Что-то еще более жидкое, чем их блеск, заискрилось в глазах Фейри, когда она обратила их на Кеннета в самом конце. Он казался застигнутым врасплох ее внезапным порывом и спустя мгновение произнес почти сурово:
«Вы правы, мисс Герберт. Красотой, которую мы не знаем, мы можем восхищаться, но едва ли любить ее. Она похожа на картину, на которую мы бросаем мимолетный взгляд и идем дальше, чтобы увидеть что-нибудь еще. В ней нет чувства собственности. Я странствовал с другом-калекой бок о бок по художественным галереям, где все прекрасное в природе и искусстве было собрано так, чтобы очаровать глаз и порадовать чувства. И все же мой друг-калека никогда не страдал от контраста; он никогда не чувствовал там своего уродства. Знание, привязанность, дружба, любовь — вот великие украшающие силы. То немногое, что мы можем по-настоящему назвать своим, дороже нам всего мира — оно и есть наш мир, по сути своей. Итальянский закат похищает и окутывает чувства, словно вознося их на третье небо. Лондонский туман — одна из самых отвратительных вещей на свете; тем не менее подлинный лондонец находит в родном тумане что-то столь же дорогое ему, как закат итальянцу, и я сам признаюсь в этом варварстве. По нашему прибытию на днях нас встретил желтый, плотный, цветом похожий на дым туман, какой может породить только один Лондон. Прошло больше года с тех пор, как я видел такой в последний раз, и я наслаждался им. Я снова вздохнул свободно, ибо был дома.
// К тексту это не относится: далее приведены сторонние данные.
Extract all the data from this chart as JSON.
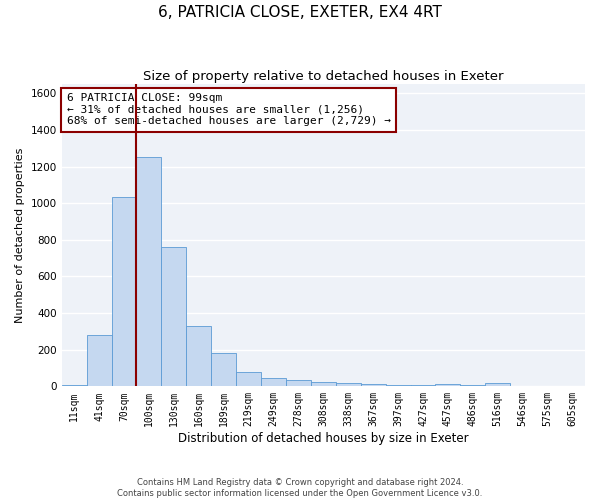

Вы поймете тогда, как я ценю ваш энтузиазм по поводу Лигстоуна; и если бы в Лигстоуне было много таких людей, как мисс Герберт, я вполне могу понять, почему его жители довольны тем, что остаются дома».
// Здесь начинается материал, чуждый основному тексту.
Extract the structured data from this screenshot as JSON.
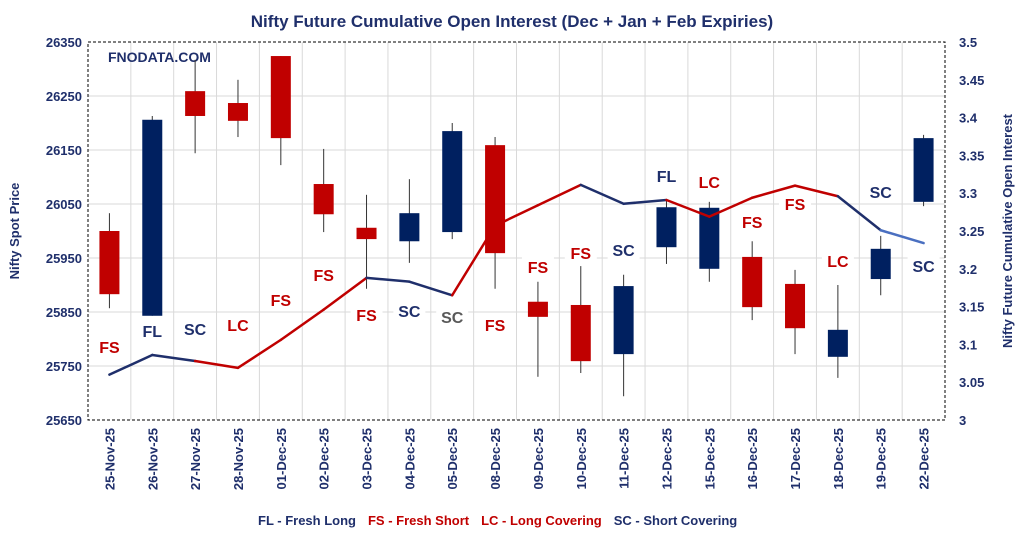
{
  "chart_data": {
    "type": "candlestick+line",
    "title": "Nifty Future Cumulative Open Interest (Dec + Jan  + Feb Expiries)",
    "watermark": "FNODATA.COM",
    "ylabel": "Nifty Spot Price",
    "y2label": "Nifty Future Cumulative Open Interest",
    "ylim": [
      25650,
      26350
    ],
    "yticks": [
      "25650",
      "25750",
      "25850",
      "25950",
      "26050",
      "26150",
      "26250",
      "26350"
    ],
    "y2lim": [
      3,
      3.5
    ],
    "y2ticks": [
      "3",
      "3.05",
      "3.1",
      "3.15",
      "3.2",
      "3.25",
      "3.3",
      "3.35",
      "3.4",
      "3.45",
      "3.5"
    ],
    "grid": true,
    "categories": [
      "25-Nov-25",
      "26-Nov-25",
      "27-Nov-25",
      "28-Nov-25",
      "01-Dec-25",
      "02-Dec-25",
      "03-Dec-25",
      "04-Dec-25",
      "05-Dec-25",
      "08-Dec-25",
      "09-Dec-25",
      "10-Dec-25",
      "11-Dec-25",
      "12-Dec-25",
      "15-Dec-25",
      "16-Dec-25",
      "17-Dec-25",
      "18-Dec-25",
      "19-Dec-25",
      "22-Dec-25"
    ],
    "ohlc": [
      [
        26000,
        26033,
        25857,
        25883
      ],
      [
        25843,
        26213,
        25843,
        26206
      ],
      [
        26259,
        26317,
        26144,
        26213
      ],
      [
        26237,
        26280,
        26174,
        26204
      ],
      [
        26324,
        26324,
        26122,
        26172
      ],
      [
        26087,
        26152,
        25998,
        26031
      ],
      [
        26006,
        26067,
        25893,
        25985
      ],
      [
        25981,
        26096,
        25941,
        26033
      ],
      [
        25998,
        26200,
        25985,
        26185
      ],
      [
        26159,
        26174,
        25893,
        25959
      ],
      [
        25869,
        25906,
        25730,
        25841
      ],
      [
        25863,
        25935,
        25737,
        25759
      ],
      [
        25772,
        25919,
        25694,
        25898
      ],
      [
        25970,
        26057,
        25939,
        26044
      ],
      [
        25930,
        26054,
        25906,
        26043
      ],
      [
        25952,
        25981,
        25835,
        25859
      ],
      [
        25902,
        25928,
        25772,
        25820
      ],
      [
        25767,
        25900,
        25728,
        25817
      ],
      [
        25911,
        25991,
        25881,
        25967
      ],
      [
        26054,
        26178,
        26046,
        26172
      ]
    ],
    "open_interest": [
      3.06,
      3.086,
      3.078,
      3.069,
      3.106,
      3.146,
      3.188,
      3.183,
      3.165,
      3.257,
      3.284,
      3.311,
      3.286,
      3.291,
      3.269,
      3.294,
      3.31,
      3.296,
      3.251,
      3.234
    ],
    "labels": [
      "FS",
      "FL",
      "SC",
      "LC",
      "FS",
      "FS",
      "FS",
      "SC",
      "SC",
      "FS",
      "FS",
      "FS",
      "SC",
      "FL",
      "LC",
      "FS",
      "FS",
      "LC",
      "SC",
      "SC"
    ],
    "legend": [
      {
        "code": "FL",
        "text": "FL - Fresh Long",
        "color": "#1f2f6b"
      },
      {
        "code": "FS",
        "text": "FS - Fresh Short",
        "color": "#c00000"
      },
      {
        "code": "LC",
        "text": "LC - Long Covering",
        "color": "#c00000"
      },
      {
        "code": "SC",
        "text": "SC - Short Covering",
        "color": "#1f2f6b"
      }
    ],
    "colors": {
      "up": "#002060",
      "down": "#c00000",
      "label_blue": "#1f2f6b",
      "label_red": "#c00000"
    }
  }
}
Нелли рассмеялась. «Боюсь, мистер Гудал, вы привезли из Италии нечто большее, чем любовь к туманам и ваш простонародный саксонский язык».
«Да, более укоренившуюся любовь к собственной земле, более истинную оценку моих соотечественников и более пламенное восхищение моими прекрасными соотечественницами».
«Ах! Теперь вы говорите по-итальянски. Но, если честно, какую страну вы находите самой интересной из всех, что вы повидали?»
«Свою собственную, мисс Герберт».
«Нацию лавочников!» — выпалил я.
«Великой хартии вольностей», — вставил мой отец, который, будучи сам вполне готов осуждать свой век и свою страну, оставался достаточно англичанином, чтобы никому другому не позволять делать это безнаказанно.
«Очага и дома, радостных уютов и семейных кругов», — добавила Нелли.
«Работных домов и каторжных мельниц», — проворчал я.
«Закона и порядка, гражданской и религиозной свободы», — поправил отец.
«Которые являются весьма недавним приобретением и держатся на весьма непрочном основании», — добавил я.
«Они составили краеугольный камень великой хартии, на которой зиждется наше английское государство, — хартии, которая стала нашей гордостью и завистью всего мира».
«Хартии, которую взломали и разграбили в течение столетия; которую втоптал в грязь Генрих VIII и приколол к юбке Елизаветы; над которой глумились при смерти Марии, королевы Шотландцев, и Карла; которую выбросил в окно Кромвель. Наши хартии и наши свободы! О! мы бережливая раса. Мы можем засунуть их в карман, когда это отвечает нашим удобствам, и выставлять напоказ перед всем миром в дни выставок. Наша хартия не спасла шею молодому Раймонду Герберту за то, что он остался верен своей вере во время Реформации, хотя я полагаю, что эта самая хартия превыше всего предусматривала, что церковь Божия должна быть свободна; а верховный судья Герберт сидел на скамье подсудимых и выносил приговор мальчику, не смея и пальцем пошевелить в защиту собственной плоти и крови. Конечно же, Католическая церковь не была церковью Божьей, ибо так постановило ее величество королева; и именно верховному судье Герберту мы обязаны этими землями, теми из них, что уцелели. Великое небо! мы говорим о знати — английской знати, самой гордой расе под солнцем. Самая гордая раса под солнцем, которая побрезговала бы поцеловать папскую туфлю, ползала в пыли, все до единого, под каблуком Елизаветы, а на днях трепетала перед хмурым взглядом Георга Четвертого!»